If you're going to have a tragic mind churner it's no bad thing to have Edward G Robinson in the lead. Here he's Joe Keller, a factory owner, who has Burt Lancaster for a son called Chris. The immediate drama is that Chris wants to marry Annie but Annie is his brother Larry's girl, and it's a tossup between whether his brother is missing or dead. Fast forward and Chris is back with Annie to stir everything up again. Mom is still holding out hope that Larry will one day come home, so all his shoes are kept polished and his clothes kept in the closet and the piano that he played kept closed. She's even got the neighbour to do a horoscope for him to prove that he couldn't have been killed on his favourable day.

We soon find out the rest, namely that there are some serious skeletons in the closet. Annie is the daughter of Joe's partner, who is serving a long term in prison and Joe himself is accused of being a murderer by a drunken woman who used to work in his factory during the war.

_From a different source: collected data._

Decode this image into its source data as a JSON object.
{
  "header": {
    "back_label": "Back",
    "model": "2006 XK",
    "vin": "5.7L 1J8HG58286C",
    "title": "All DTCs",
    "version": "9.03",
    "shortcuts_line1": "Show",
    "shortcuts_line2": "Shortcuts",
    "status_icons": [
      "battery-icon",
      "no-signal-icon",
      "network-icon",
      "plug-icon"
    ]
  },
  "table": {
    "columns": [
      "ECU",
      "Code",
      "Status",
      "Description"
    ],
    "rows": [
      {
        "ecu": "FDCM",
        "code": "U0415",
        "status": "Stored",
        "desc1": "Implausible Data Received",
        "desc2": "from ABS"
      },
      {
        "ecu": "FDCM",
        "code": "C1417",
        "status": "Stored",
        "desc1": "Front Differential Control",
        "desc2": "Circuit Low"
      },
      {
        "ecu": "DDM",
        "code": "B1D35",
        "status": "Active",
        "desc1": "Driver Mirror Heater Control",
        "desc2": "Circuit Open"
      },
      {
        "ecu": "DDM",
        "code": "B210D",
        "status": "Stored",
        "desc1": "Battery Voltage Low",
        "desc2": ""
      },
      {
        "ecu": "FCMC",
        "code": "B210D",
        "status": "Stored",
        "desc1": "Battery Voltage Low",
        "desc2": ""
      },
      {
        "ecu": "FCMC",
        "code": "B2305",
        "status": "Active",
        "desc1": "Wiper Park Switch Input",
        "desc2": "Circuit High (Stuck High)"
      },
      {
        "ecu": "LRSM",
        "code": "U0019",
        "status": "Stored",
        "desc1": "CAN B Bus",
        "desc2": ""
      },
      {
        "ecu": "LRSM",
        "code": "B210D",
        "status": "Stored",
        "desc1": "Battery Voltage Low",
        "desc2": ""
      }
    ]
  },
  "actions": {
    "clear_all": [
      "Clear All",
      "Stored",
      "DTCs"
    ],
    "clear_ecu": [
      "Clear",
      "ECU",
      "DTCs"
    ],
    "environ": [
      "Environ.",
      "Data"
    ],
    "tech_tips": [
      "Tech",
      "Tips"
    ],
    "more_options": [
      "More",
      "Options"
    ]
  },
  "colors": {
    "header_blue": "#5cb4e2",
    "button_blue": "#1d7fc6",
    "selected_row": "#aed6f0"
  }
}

The pair of them were apparently tried for knowingly supplying defective parts to the air force and thus causing the deaths of 21 pilots in Australia, and quite possibly Larry. Annie's father was convicted and the word is that Joe knew about it.

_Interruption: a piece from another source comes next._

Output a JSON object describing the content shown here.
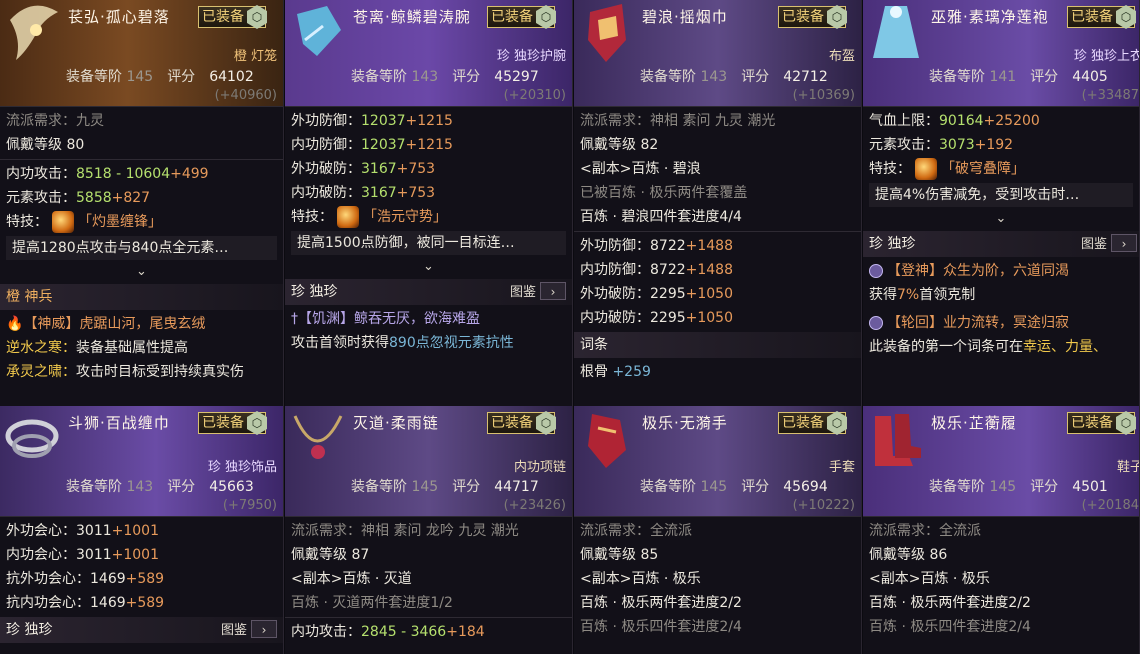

The story is melodrama but it's reasonably tight melodrama, based on a play by Arthur Miller. There's a huge grey area between right and wrong here, intention and circumstance and consequence. What makes it even more interesting is that it isn't necessary the original actions that have the biggest impact but those that came later. Gradually these things come out, as they must, stirred up by characters coming back from the past and bringing it back to life again. The story is half of it and the acting is the rest.

Without the right performances, this would have fallen flat, but I discovered a while ago that Edward G Robinson just didn't give bad ones and the more I see of him the more I believe that he simply didn't know how to give anything but a great one. He's great here, two films after The Stranger and one before Key Largo, as the good guy, the bad guy and the somewhere in between guy all wrapped into one. His face carries every emotion required and he's thoroughly believable at every step. Mady Christians is fine as his wife Kate and Lancaster is decent too though he's notably wooden compared to Eddie G. Then again his part doesn't have the depth that Robinson's had.

To talk more about it would be to analyse the ethics and that would spoil it. You need to work through them yourself, and you should certainly take the opportunity if it makes itself apparent.